SunshineOceanAndOranges · 03/01/2025 18:40

Reply to your friend that it's a non-negotiable condition for your mum to babysit your newborn in a foreign country. You need to be immediately available and that means on the same premises. End of story.

Ariadneefron · 03/01/2025 18:40

I think you are over estimating your appetite for going anywhere at three months, never mind a foreign wedding.

You are going to be knackered. You're going to be feeding. You are going to be keeping all the other guests up all night with a crying baby and it sounds like that would be a problem. Without wishing to sound scary, you can't bank on any birth being free of complications and even in a best case scenario a lot of people spend the first three months in a dressing gown feeling like they aren't coping

You will probably be fine and you may well be bouncing, full of energy, ready to party and blessed with a child who takes a bottle and sleeps through the night. But don't spend large amounts of money planning a trip based on that assumption.

As to the actual problem you're asking about, your friend is a pain in the arse. Don't go. Honestly. Don't go.

GRex · 03/01/2025 18:42

Tgis rhe a "best friend" who doesn't give a flying fuck about you nor your baby. Some friend. I would apologise to "best friend" for being inconvenient and bow out of the wedding entirely.

Nanny0gg · 03/01/2025 18:42

BunnyFox · 03/01/2025 16:46

Yeah of course I’m paying for it all, mum said she’s happy to do it as this is a rare scenario. I’ve not told her yet that bride doesn’t want her in the hotel.

I'd be rethinking the whole trip

Has your mum got to hide the next day too?

Lostinmusic22 · 03/01/2025 18:43

Your baby is newborn. You are going to seriously struggle with this trip for multiple reasons op, travelling with a newborn is not for the faint hearted even if everything goes swimmingly!

You will thank yourself for pulling out of this wedding now. Send her a card and forget all about going and book a trip with your mum once the baby is born.

Chef64 · 03/01/2025 18:43

Your friend is being selfish. I would tell her it’s all too complicated and so you are opting out of the wedding. Believe me, you will not want to leave your baby at 3 months for any length of time.

MzHz · 03/01/2025 18:45

BunnyFox · 03/01/2025 16:46

Yeah of course I’m paying for it all, mum said she’s happy to do it as this is a rare scenario. I’ve not told her yet that bride doesn’t want her in the hotel.

Go back to the bride and tell her that your attendance means your 3m old baby will be with you and your mum will be looking after him/her.

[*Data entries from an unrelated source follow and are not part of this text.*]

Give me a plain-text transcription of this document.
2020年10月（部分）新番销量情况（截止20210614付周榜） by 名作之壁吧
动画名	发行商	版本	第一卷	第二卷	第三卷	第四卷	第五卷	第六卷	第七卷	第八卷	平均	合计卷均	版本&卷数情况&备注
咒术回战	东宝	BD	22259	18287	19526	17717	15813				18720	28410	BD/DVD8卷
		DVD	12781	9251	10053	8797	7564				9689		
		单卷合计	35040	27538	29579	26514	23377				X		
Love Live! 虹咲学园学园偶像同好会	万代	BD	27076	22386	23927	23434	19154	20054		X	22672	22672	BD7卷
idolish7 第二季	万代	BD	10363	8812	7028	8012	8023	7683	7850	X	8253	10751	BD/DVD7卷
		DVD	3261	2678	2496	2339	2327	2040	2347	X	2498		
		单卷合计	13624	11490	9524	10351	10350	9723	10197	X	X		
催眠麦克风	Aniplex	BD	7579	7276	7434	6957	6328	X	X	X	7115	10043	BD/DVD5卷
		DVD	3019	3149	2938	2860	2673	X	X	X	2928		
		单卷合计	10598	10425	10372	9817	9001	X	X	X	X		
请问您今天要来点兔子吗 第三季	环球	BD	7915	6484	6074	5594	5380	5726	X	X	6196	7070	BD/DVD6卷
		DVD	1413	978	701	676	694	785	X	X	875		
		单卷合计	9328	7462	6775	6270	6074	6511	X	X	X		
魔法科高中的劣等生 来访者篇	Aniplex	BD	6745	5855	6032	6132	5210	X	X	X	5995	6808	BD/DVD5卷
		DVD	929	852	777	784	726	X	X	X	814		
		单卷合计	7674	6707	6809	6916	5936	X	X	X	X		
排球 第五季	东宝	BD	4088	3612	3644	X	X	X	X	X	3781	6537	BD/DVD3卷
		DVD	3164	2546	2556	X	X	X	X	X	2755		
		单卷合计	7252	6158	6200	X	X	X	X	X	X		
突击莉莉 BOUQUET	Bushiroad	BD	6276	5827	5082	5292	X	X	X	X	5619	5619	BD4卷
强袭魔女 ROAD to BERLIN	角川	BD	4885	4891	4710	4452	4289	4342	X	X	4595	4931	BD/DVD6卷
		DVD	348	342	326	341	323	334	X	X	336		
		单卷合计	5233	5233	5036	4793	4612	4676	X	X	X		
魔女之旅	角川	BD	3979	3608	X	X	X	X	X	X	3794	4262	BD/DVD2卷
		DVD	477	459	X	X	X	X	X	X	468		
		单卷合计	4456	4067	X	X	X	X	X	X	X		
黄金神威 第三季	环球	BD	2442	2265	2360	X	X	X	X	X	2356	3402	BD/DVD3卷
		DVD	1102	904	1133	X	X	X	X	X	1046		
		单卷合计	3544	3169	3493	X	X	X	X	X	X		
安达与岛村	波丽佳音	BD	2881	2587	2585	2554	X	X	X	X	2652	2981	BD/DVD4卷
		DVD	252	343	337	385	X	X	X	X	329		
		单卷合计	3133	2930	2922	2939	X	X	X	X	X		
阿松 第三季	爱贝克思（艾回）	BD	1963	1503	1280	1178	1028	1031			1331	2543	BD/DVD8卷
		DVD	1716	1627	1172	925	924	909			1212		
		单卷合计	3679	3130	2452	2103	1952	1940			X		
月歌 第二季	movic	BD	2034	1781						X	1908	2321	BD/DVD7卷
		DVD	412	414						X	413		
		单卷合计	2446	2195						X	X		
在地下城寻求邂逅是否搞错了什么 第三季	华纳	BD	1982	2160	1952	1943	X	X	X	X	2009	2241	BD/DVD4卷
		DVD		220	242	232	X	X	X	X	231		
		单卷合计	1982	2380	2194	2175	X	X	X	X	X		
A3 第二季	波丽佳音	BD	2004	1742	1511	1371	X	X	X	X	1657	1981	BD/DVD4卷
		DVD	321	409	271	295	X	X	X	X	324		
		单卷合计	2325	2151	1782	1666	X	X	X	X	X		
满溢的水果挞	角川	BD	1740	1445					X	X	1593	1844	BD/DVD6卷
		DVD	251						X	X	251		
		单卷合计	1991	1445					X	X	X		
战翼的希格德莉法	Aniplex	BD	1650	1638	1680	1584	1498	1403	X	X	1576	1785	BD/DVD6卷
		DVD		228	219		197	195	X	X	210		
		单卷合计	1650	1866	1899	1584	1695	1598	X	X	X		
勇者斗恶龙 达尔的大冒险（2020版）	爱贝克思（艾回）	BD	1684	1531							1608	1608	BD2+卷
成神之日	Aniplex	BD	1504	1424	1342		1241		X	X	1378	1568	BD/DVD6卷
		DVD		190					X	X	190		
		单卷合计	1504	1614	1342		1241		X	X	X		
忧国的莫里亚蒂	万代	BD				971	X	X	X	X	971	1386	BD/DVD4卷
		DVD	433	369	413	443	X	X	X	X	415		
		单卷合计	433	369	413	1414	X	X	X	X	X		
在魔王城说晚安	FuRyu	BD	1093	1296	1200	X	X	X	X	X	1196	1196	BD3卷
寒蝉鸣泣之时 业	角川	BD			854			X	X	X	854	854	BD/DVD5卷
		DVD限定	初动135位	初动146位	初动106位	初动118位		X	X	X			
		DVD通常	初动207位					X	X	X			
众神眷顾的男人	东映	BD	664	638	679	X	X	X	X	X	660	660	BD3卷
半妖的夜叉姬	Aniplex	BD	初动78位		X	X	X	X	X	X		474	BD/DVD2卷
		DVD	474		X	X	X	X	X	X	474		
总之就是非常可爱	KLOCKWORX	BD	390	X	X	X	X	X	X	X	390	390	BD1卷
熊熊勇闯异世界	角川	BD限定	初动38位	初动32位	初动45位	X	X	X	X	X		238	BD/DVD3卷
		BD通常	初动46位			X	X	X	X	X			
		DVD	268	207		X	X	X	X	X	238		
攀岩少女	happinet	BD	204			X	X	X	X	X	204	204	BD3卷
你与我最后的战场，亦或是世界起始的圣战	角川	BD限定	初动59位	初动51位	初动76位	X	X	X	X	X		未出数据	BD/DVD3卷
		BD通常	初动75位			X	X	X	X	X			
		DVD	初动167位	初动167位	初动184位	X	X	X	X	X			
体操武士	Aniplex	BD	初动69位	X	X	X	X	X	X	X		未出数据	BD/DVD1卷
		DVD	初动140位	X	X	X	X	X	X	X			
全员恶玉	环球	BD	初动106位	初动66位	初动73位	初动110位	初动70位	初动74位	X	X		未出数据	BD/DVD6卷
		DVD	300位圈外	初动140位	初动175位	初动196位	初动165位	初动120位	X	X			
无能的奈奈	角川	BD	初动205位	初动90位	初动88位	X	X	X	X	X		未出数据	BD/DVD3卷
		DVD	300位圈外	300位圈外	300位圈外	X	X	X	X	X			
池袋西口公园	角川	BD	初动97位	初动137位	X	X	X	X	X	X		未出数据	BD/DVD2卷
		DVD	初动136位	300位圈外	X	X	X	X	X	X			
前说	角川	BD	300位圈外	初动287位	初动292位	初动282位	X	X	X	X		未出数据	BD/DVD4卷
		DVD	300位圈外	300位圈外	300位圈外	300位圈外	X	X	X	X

if mum isn’t able to stay in the hotel, you’ll cancel and catch up with her when she’s back.

this is the beginning of the end of your friendship and you should absolutely let it and her go.

Gill123789 · 03/01/2025 18:45

You’re being very accommodating, the fact you’re going to have a 3 month old and still travel abroad to attend… the fact your 3 month old isn’t invited and you’re going to fly your mum out to allow you to attend… I’d be telling your friend where to go quite frankly!

BIossomtoes · 03/01/2025 18:45

Chef64 · 03/01/2025 18:43

Your friend is being selfish. I would tell her it’s all too complicated and so you are opting out of the wedding. Believe me, you will not want to leave your baby at 3 months for any length of time.

She might be fine with a couple of hours with her mum but that’s not the point. The friend is totally unreasonable to throw a spanner in the works of a hugely generous and kind gesture.

Lulu1919 · 03/01/2025 18:46

Unless she's pre booked all the hotel rooms .....she WILL have other people around
Even IF she has ...your mum stays at hotel or you don't go
Bloody ridiculous of the Bride to Be

TheEllisGreyMethod · 03/01/2025 18:46

I wouldn't go. She's sending you a very clear message that she isn't bothered by not being accommodating.

DoubleMM · 03/01/2025 18:49

say no, not possible. you could maybe book an apartment Airbnb near the venue but seriously your friend has to be asked if she wants you there or not as you, baby, and your mum come as a package.

MumChp · 03/01/2025 18:50

I would cancel, say no thank you and go for a nice weekend with partner, mum and baby.

TonTonMacoute · 03/01/2025 18:51

No friend, I'm sorry but that won't be possible.